Key findings from the task force report include:
- Vertebroplasty (cement injection into the vertebrae) provides no clearly significant benefit in pain control over placebo or sham procedures based on five randomized placebo-controlled trials.
- For balloon kyphoplasty, the lack of placebo-controlled trials of this procedure, along with the absence of any benefits of kyphoplasty over vertebroplasty when compared in a small number of head-to-head trials, argues against the use of this procedure.
An estimated 750,000 people each year in the U.S. suffer from vertebral compression fractures caused by osteoporosis which result in acute and chronic back pain, impaired mobility, and disability. With an increasingly aging population, that number is expected to rise. Some 300,000 patients underwent vertebral augmentation procedures between 2006-2014, according to Medicare data. During that time-period, a majority of patients (73%) underwent the more expensive balloon cement injection procedure (kyphoplasty). The task force reported that both augmentation procedures were introduced into practice "prior to high quality evidence establishing its efficacy and safety and remains in some settings part of a standard routine of care."
While the procedures are minimally invasive, risks include infection at the site of the injection, cement leakage, and complications associated with elderly patients undergoing anesthesia. There have also been concerns about the increased risk of fractures in vertebrae surrounding the fused area, but the task force concluded that more research is needed to assess this risk.
"This report makes it clear that these procedures are not a magic bullet," said Bart Clarke, M.D., President of the American Society for Bone and Mineral Health, and a practicing endocrinologist, Professor of Medicine at the Mayo Clinic and co-author of an accompanying perspective piece published in the JBMR. "Until now, doctors have been left to sift through the data on their own to determine whether these procedures can benefit their patients. This report coalesces all that information concisely and provides recommendations to guide them."
Dr. Clarke added that at his center at the Mayo Clinic, they do not normally perform vertebral augmentation procedures unless a patient's pain is unmanageable for more than 4-6 weeks. "We've seen that with analgesics and other pain relief, our patients often get better within about 6 weeks."
The task force also focused on the critical need for prevention. Patients who have experienced a first fracture of the hip or spine likely have osteoporosis are likely to experience a second fracture. Approximately 25% of older men and women who have a hip fracture will have a second fracture within one year, as will around 20% of older patients who have a vertebral fracture.

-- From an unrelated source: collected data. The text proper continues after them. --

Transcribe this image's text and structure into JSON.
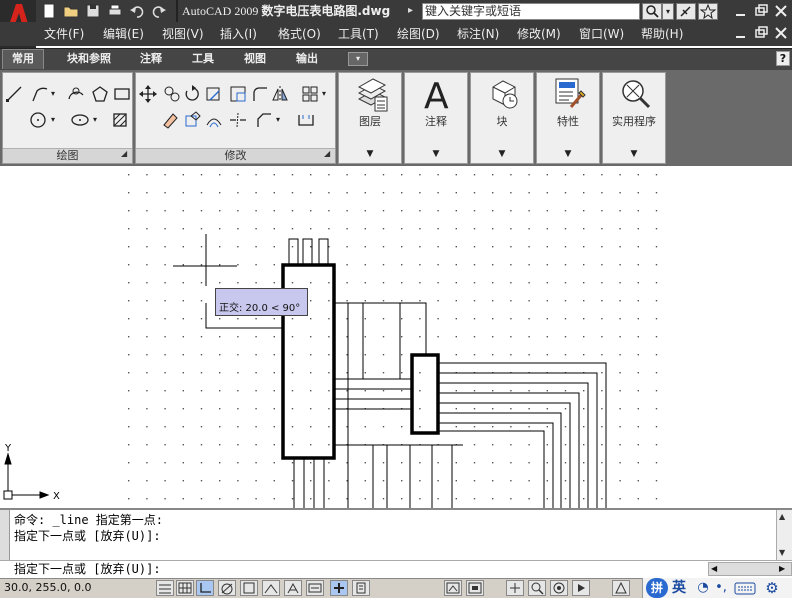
{
  "app": {
    "logo_letter": "A",
    "product": "AutoCAD 2009",
    "filename": "数字电压表电路图.dwg",
    "search_placeholder": "键入关键字或短语"
  },
  "quick_access": [
    {
      "name": "new-file-icon",
      "glyph": "▭"
    },
    {
      "name": "open-file-icon",
      "glyph": "📂"
    },
    {
      "name": "save-icon",
      "glyph": "💾"
    },
    {
      "name": "plot-icon",
      "glyph": "🖶"
    },
    {
      "name": "undo-icon",
      "glyph": "↶"
    },
    {
      "name": "redo-icon",
      "glyph": "↷"
    }
  ],
  "menu": [
    "文件(F)",
    "编辑(E)",
    "视图(V)",
    "插入(I)",
    "格式(O)",
    "工具(T)",
    "绘图(D)",
    "标注(N)",
    "修改(M)",
    "窗口(W)",
    "帮助(H)"
  ],
  "ribbon_tabs": [
    "常用",
    "块和参照",
    "注释",
    "工具",
    "视图",
    "输出"
  ],
  "panels": {
    "draw": "绘图",
    "modify": "修改",
    "layers": "图层",
    "annotation": "注释",
    "block": "块",
    "properties": "特性",
    "utilities": "实用程序"
  },
  "tooltip": {
    "text": "正交: 20.0 < 90°"
  },
  "ucs": {
    "x": "X",
    "y": "Y"
  },
  "command": {
    "line1": "命令: _line 指定第一点:",
    "line2": "指定下一点或 [放弃(U)]:",
    "prompt": "指定下一点或 [放弃(U)]:"
  },
  "status": {
    "coords": "30.0, 255.0, 0.0"
  },
  "ime": {
    "mode": "英",
    "glyph": "拼"
  },
  "colors": {
    "accent_red": "#d4241c",
    "title_bg": "#3a3a3a",
    "ribbon_panel": "#efefef",
    "tooltip_bg": "#c8c8ef"
  }
}
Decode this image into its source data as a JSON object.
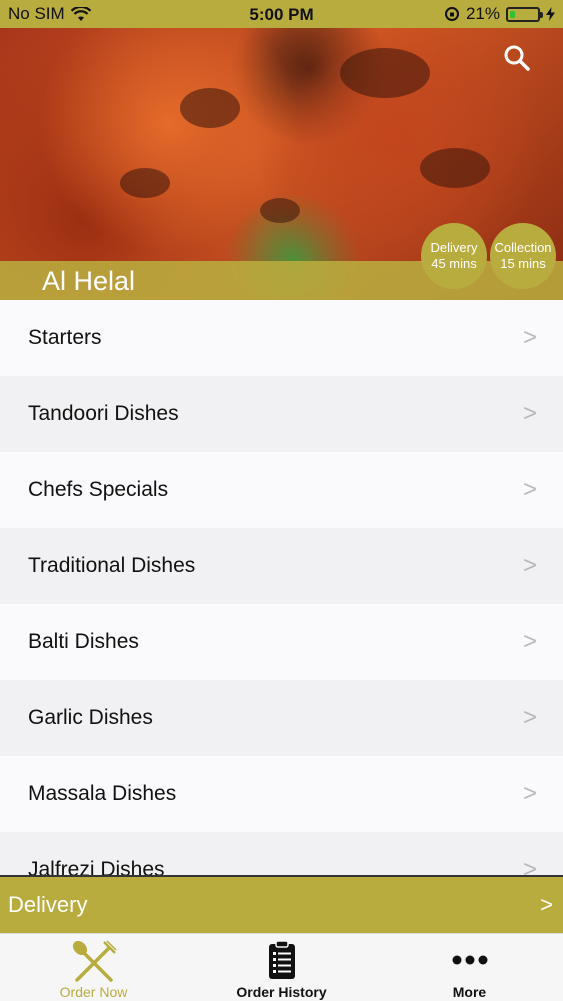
{
  "status_bar": {
    "carrier": "No SIM",
    "time": "5:00 PM",
    "battery_percent": "21%",
    "battery_level": 0.21
  },
  "hero": {
    "restaurant_name": "Al Helal",
    "delivery_badge": {
      "label": "Delivery",
      "time": "45 mins"
    },
    "collection_badge": {
      "label": "Collection",
      "time": "15 mins"
    }
  },
  "menu": {
    "items": [
      {
        "label": "Starters"
      },
      {
        "label": "Tandoori Dishes"
      },
      {
        "label": "Chefs Specials"
      },
      {
        "label": "Traditional Dishes"
      },
      {
        "label": "Balti Dishes"
      },
      {
        "label": "Garlic Dishes"
      },
      {
        "label": "Massala Dishes"
      },
      {
        "label": "Jalfrezi Dishes"
      }
    ],
    "chevron": ">"
  },
  "delivery_bar": {
    "label": "Delivery",
    "arrow": ">"
  },
  "tabs": [
    {
      "label": "Order Now",
      "icon": "fork-spoon-icon",
      "active": true
    },
    {
      "label": "Order History",
      "icon": "clipboard-list-icon",
      "active": false
    },
    {
      "label": "More",
      "icon": "more-dots-icon",
      "active": false
    }
  ],
  "colors": {
    "accent": "#b9ac3f",
    "text": "#111111",
    "chevron": "#b8b8b8"
  }
}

But research shows that treatment rates for hip fracture patients are low and are actually decreasing over time.
"Overall, prevention is critical. and we need to get these high-risk patients on anti-osteoporosis drugs that have proven to reduce future fractures by as much as 70 percent," Clarke said.
The ASBMR task force offered the following guidance for healthcare professionals and their patients for managing fractures to the spine:
- Fully inform their patients of the available evidence: there is little to no evidence that the use of vertebral augmentation works any better than a placebo.
- Anti-osteoporosis medications should be started or continued. A change in treatment may also need to be considered if the fracture occurred after 12 months from starting anti-osteoporosis treatment.
"This is a painful condition that for most people spontaneously gets better with time and can be managed with analgesic medications over the short-term," Ebeling said. "From our experiences with patients, we know that non-pharmacologic approaches may be effective, but we need more trials to explore these approaches."